No road access for you, Lady!
I went outside to check and saw several cows in the outer yard, but they got spooked and ran off. I didn’t want to take a chance of them getting hurt in the dark, so I just closed up the gates to the inner yard. I then sent a message to the renter, rather than phoning, because it really isn’t an urgent thing. I’m glad I did it that way, because their small children were in bed already.
So when I did my morning rounds, I checked out the outer yard fence line. Usually, they break through the gate opening near the barn. I currently have a chain across it – the chain we used across the driveway until we could repair and return the gate our vandal damaged – that has reflective rope wrapped around. I could see hoof prints in the frost on our side of the fence, but not on the other side. The renter’s electric fence wire, however, was loose and clearly broken somewhere.
There was one other obvious place to check.
Sure enough, this is where they came through, as you can see by the trampled grass and tracks in the frost.

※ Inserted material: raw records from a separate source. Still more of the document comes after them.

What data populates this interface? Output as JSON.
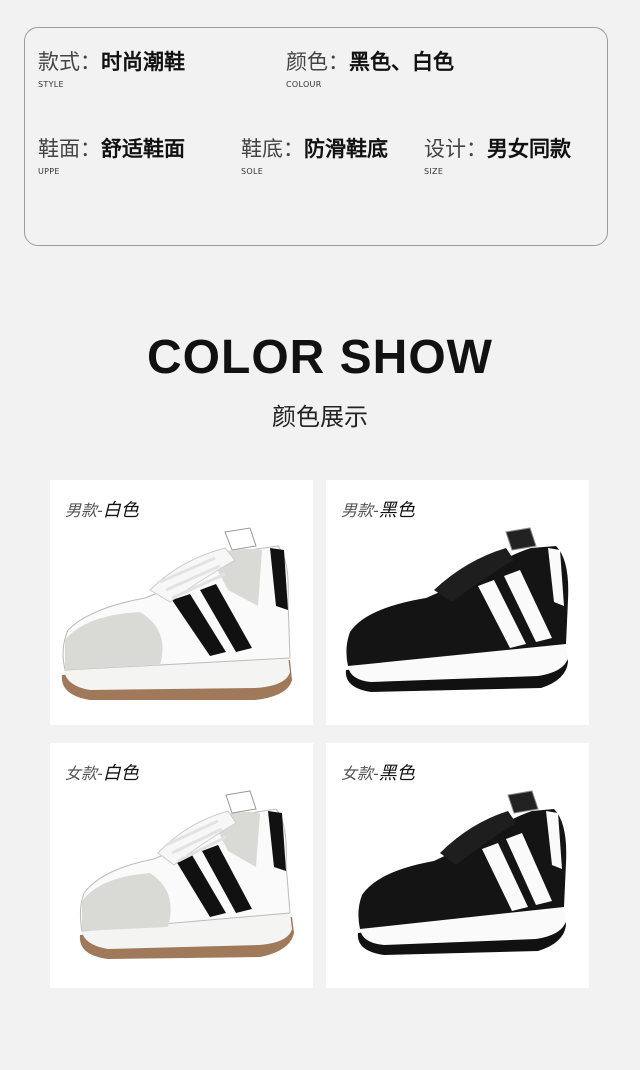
{
  "specs": [
    {
      "key": "款式：",
      "value": "时尚潮鞋",
      "en": "STYLE"
    },
    {
      "key": "颜色：",
      "value": "黑色、白色",
      "en": "COLOUR"
    },
    {
      "key": "鞋面：",
      "value": "舒适鞋面",
      "en": "UPPE"
    },
    {
      "key": "鞋底：",
      "value": "防滑鞋底",
      "en": "SOLE"
    },
    {
      "key": "设计：",
      "value": "男女同款",
      "en": "SIZE"
    }
  ],
  "color_show": {
    "title": "COLOR SHOW",
    "subtitle": "颜色展示"
  },
  "products": [
    {
      "gender": "男款-",
      "color": "白色",
      "shoe_color": "white"
    },
    {
      "gender": "男款-",
      "color": "黑色",
      "shoe_color": "black"
    },
    {
      "gender": "女款-",
      "color": "白色",
      "shoe_color": "white"
    },
    {
      "gender": "女款-",
      "color": "黑色",
      "shoe_color": "black"
    }
  ],
  "colors": {
    "background": "#f2f2f2",
    "card": "#ffffff",
    "gum_sole": "#a0785a",
    "suede": "#d9d9d6"
  }
}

There is no barbed wire in this section of the fence, nor the one to the right. The wire starts up again at a post that is off frame. This is clearly by design, as the wire is wrapped securely around the post it ends at (you can sort of see it on the post on the left).

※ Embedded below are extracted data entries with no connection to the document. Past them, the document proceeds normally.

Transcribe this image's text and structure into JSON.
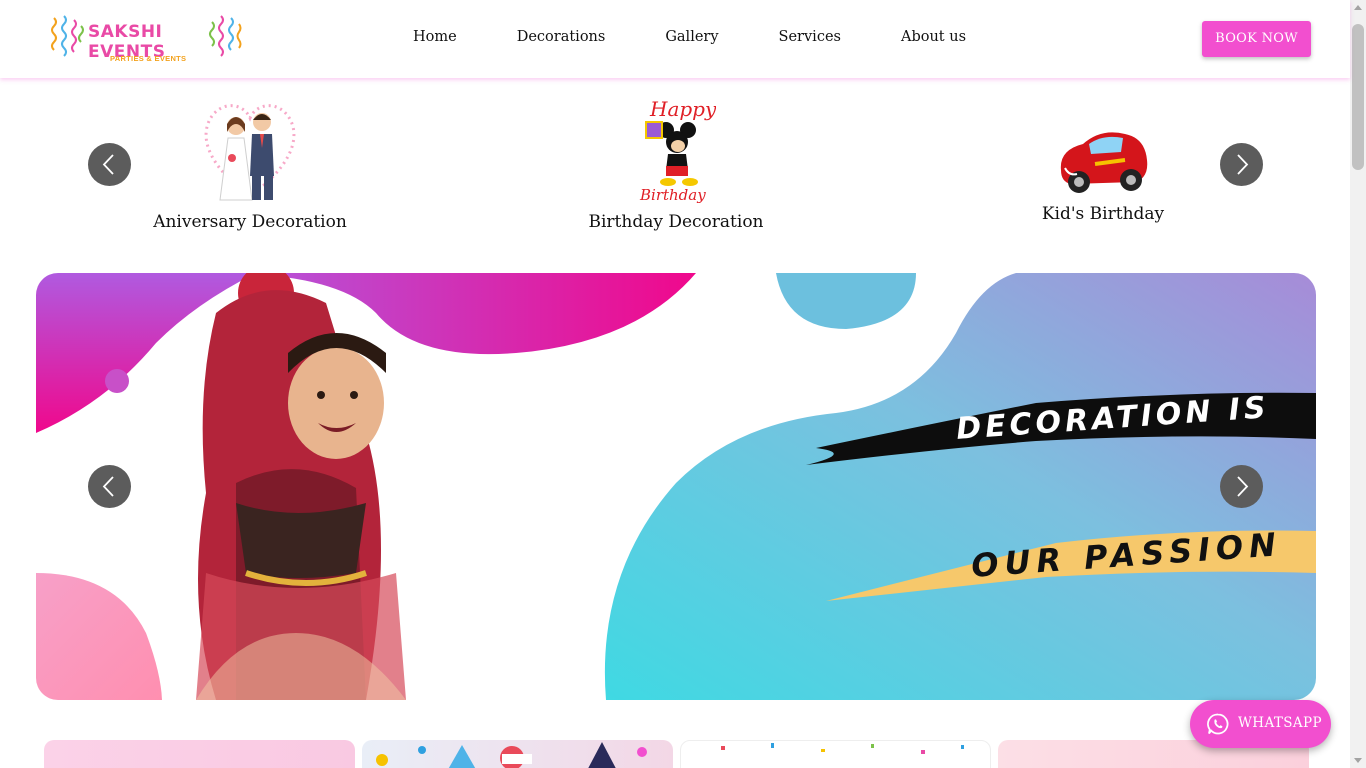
{
  "header": {
    "logo": {
      "brand": "SAKSHI EVENTS",
      "tagline": "PARTIES & EVENTS"
    },
    "nav": [
      {
        "label": "Home"
      },
      {
        "label": "Decorations"
      },
      {
        "label": "Gallery"
      },
      {
        "label": "Services"
      },
      {
        "label": "About us"
      }
    ],
    "book_label": "BOOK NOW"
  },
  "categories": [
    {
      "label": "Aniversary Decoration",
      "icon": "wedding-couple-icon"
    },
    {
      "label": "Birthday Decoration",
      "icon": "happy-birthday-mickey-icon"
    },
    {
      "label": "Kid's Birthday",
      "icon": "race-car-icon"
    }
  ],
  "banner": {
    "line1": "DECORATION IS",
    "line2": "OUR PASSION",
    "colors": {
      "pink": "#f0088c",
      "cyan": "#3fd9e3",
      "purple": "#a78bd8",
      "yellow": "#f6c86b"
    }
  },
  "whatsapp": {
    "label": "WHATSAPP",
    "color": "#f24fcf"
  },
  "theme": {
    "accent": "#f24fcf"
  }
}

The white pipe coming out of the ground near the tree is where our septic tank’s grey water is expelled. It’s unfortunate that willow was planted so close to it. We will have to keep a close eye on the area, because the roots could mess up the buried pipes. The remains of a fence surrounds this entire low area, and my guess is that this section of fence was left open to access the septic field.
Which was a great idea, but no one maintained or repaired the fence around the septic field.
So now, the only thing keeping the cows out is the renter’s electric fence. You can just see the orange colour at the top of one of the supports for the wire, next to the fence post on the right. I couldn’t see the wire at all, so it would be somewhere in the grass.
The rent will come by to fix the electric fence when they can; I made sure to tell them there is no hurry. I don’t mind the cows grazing down the overgrown areas in the outer yard! I didn’t see them this morning, though I could hear them. They have not been back here for long. The herd is being rotated a lot faster than usual, as the renters are trying to keep them on grass for as long as possible, while the weather holds, but there just isn’t a whole lot of it. The grass certainly recovered well when the rains finally came, but nothing like what there would have been had we not gone through such extreme heat and dryness this past summer. Part of the deal with the renter is that they maintain the fences. It’s such a mess here, though, just to access it. The cows don’t even usually go here at all, so it was very unusual for them to break through here, and they only would have done that if the electric fence stopped working. Which happens every now and then.
I look forward to when we can finally clean up in this area. This is mostly a “hire burly, able bodied people with equipment” sort of job, though, and other things are higher on the priority list.